A strange thing happened in my house this afternoon.
No, it wasn't the visit with cousins this morning that was very much enjoyed; that's not at all strange, and was probably the high point of my girls' week. And it wasn't the fact that no one got too grumpy when the cousins had to go home, not even Hatchick who alone of the girls still had some schoolwork to complete for the day.
No, it was what happened after Hatchick was finished with her schoolwork and picked up a book to read; Bookgirl and Kitten were already off doing some quiet reading/writing/crafting kinds of things. It was as I was glancing at a blog or two in a desultory fashion that I looked up, noticing the oddness of the moment, and listening intently to it.
Real silence, not silence punctuated by noisy activity in some other part of the house or the music or beeping of some electronic toy or other. Lasting silence, a quiet that persisted for a good hour or so. Innocent silence, not that sickening quiet produced by toddlers or young children who are up to no good, and who mistakenly think that if they're quiet about it you won't notice.
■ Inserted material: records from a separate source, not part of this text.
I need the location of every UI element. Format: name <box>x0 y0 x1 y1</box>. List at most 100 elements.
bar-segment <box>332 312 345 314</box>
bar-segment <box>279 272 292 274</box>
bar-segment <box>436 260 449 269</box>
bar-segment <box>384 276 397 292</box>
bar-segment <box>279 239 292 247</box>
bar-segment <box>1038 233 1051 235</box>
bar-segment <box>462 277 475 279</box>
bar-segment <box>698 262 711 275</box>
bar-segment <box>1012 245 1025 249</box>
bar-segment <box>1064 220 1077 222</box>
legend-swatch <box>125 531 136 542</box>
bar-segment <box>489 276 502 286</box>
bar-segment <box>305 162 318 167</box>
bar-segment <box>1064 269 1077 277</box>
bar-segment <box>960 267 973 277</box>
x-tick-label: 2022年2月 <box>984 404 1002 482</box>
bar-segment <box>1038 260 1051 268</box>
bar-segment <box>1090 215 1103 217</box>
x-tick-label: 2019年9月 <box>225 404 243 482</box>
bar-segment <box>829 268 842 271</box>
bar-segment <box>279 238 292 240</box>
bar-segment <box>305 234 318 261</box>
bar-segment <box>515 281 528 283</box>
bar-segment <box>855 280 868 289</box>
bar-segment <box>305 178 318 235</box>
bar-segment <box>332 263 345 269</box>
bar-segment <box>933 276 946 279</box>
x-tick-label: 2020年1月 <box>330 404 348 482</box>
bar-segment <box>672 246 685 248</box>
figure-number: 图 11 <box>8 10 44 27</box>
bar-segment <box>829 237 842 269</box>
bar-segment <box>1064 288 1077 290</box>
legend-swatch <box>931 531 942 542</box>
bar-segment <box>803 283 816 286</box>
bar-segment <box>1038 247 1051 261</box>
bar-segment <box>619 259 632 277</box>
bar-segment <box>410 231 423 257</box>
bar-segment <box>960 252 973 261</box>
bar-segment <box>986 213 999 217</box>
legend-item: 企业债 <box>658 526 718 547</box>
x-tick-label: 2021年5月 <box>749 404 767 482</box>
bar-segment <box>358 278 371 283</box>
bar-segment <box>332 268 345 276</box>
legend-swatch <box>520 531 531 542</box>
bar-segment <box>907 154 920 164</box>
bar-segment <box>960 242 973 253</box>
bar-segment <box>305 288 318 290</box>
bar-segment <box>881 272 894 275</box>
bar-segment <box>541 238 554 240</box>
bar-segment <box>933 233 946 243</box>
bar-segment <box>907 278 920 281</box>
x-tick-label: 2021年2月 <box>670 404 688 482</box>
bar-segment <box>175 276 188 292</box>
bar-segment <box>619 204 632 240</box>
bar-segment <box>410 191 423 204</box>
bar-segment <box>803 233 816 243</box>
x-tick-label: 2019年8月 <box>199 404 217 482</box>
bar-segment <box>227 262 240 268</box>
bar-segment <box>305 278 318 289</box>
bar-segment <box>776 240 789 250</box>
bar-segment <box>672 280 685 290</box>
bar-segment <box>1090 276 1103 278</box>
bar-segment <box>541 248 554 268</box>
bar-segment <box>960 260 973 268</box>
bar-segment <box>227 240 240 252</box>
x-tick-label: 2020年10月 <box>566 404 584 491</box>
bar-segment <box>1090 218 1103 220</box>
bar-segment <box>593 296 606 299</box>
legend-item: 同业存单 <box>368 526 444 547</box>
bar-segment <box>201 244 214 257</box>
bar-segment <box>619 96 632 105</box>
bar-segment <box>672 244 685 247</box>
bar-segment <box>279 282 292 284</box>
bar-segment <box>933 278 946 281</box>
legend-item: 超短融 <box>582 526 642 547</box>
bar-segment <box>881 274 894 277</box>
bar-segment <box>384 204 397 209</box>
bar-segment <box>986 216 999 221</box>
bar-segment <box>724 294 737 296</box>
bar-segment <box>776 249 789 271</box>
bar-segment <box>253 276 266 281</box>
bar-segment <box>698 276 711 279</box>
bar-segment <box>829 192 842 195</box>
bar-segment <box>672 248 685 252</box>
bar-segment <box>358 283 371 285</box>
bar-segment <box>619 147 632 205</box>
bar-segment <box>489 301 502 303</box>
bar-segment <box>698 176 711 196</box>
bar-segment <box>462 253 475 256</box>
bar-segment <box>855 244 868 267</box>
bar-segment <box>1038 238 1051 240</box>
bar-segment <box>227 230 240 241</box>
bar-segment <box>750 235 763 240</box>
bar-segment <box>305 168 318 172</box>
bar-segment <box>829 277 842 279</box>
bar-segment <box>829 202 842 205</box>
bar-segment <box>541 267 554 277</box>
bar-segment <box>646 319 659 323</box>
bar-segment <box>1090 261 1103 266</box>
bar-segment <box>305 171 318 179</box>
Oh, there were ambient noises, of course. The turning of a book's pages, the rattling hum of the refrigerator that has sounded like it's on its deathbed for at least the last two years now but which is actually a hypochondriac of the first order, the occasional "click" of the mouse's buttons as I visited a blog or two and read what other moms have to say. But for the most part, it was really, really quiet; and it was really, really weird.
It's not that it's never quiet around here. Preteen girls have a propensity to go off into their rooms and whisper and giggle; once the girls are in bed at night, the house settles down into a placid sort of hum as Mr. C and I spend time together talking, watching a movie or pursuing a hobby or two; last night, our "quiet time" was punctuated by the sounds of Mr. C's bread baking efforts and my extremely uncharacteristic addiction to the Mac version of this game (I'm a total non-video-game sort of person; this is only the second time in my life that I've been addicted to a computer game of sorts, and the first time I was about thirteen years old and the game was a sort of hand held space invaders knockoff). So, our evening last night sounded something like this:
Red: (Blam! Blam! Blam!) Oh, drat; I just can't beat level 52!
Mr. C: Have you ever heated this oven to 500 degrees before?
Red: (Blam! Blam! Blam!) Five hundred degrees?? Are you sure that's what the recipe says?
Mr. C: The bread doesn't bake at that temperature. I'm supposed to preheat the baking stone.
Red: (Blam! Blam! Blam!) I've had the oven to 450; it should be okay.
Mr. C: This dough is still really soft. Maybe I should forget the freeform loaf and bake this in bread pans.
Red: (Blam! Blam!....ominous losing music....) Sigh. I still can't beat level 52. What did you say?
Mr. C: I could bake this in loaf pans...
Red: Oh, I still think you should try the recipe the way you were planning to! (Stirring opening music begins...Blam! Blam! Blam!)
And so forth, until rather late actually because the freeform loaf took a little while to construct.
Even during the night last night it wasn't silent, thanks to the edges of the thunderstorm that just skimmed past us around 3 a.m. The thunder was accompanied by the usual opening of doors and scurrying of scared little feet (Hatchick hates thunderstorms) and followed by the not quite usual closing of our bedroom door while I was still tucking Hatchick back in; Mr. C., barely awake, didn't realize I had left the room with her and closed the door behind us. My giggling over the matter added to the background rumbles of the fainthearted thunder, which never did justify waking us all up with its early bluster.
So silence, real, total, undisturbed silence is a rare commodity in my life, as it quite possibly is in yours, too. It took me by surprise this afternoon, and I enjoyed it for as long as it lasted, the sheer peace and tranquility and harmony of it all.
And even when it was over I felt rested, as though I'd had a long nap or a quiet walk through a shady forest instead of an hour or so of quiet in my living room. I'd almost forgotten how nice a little peace and quiet could feel.
It may be years before spontaneous silence occurs again, but I could start making more of an effort to schedule some now and again. Silence does more than refresh the soul; it opens a little pathway that lets us hear what God has to say to us, even when all He has to say is, "Listen."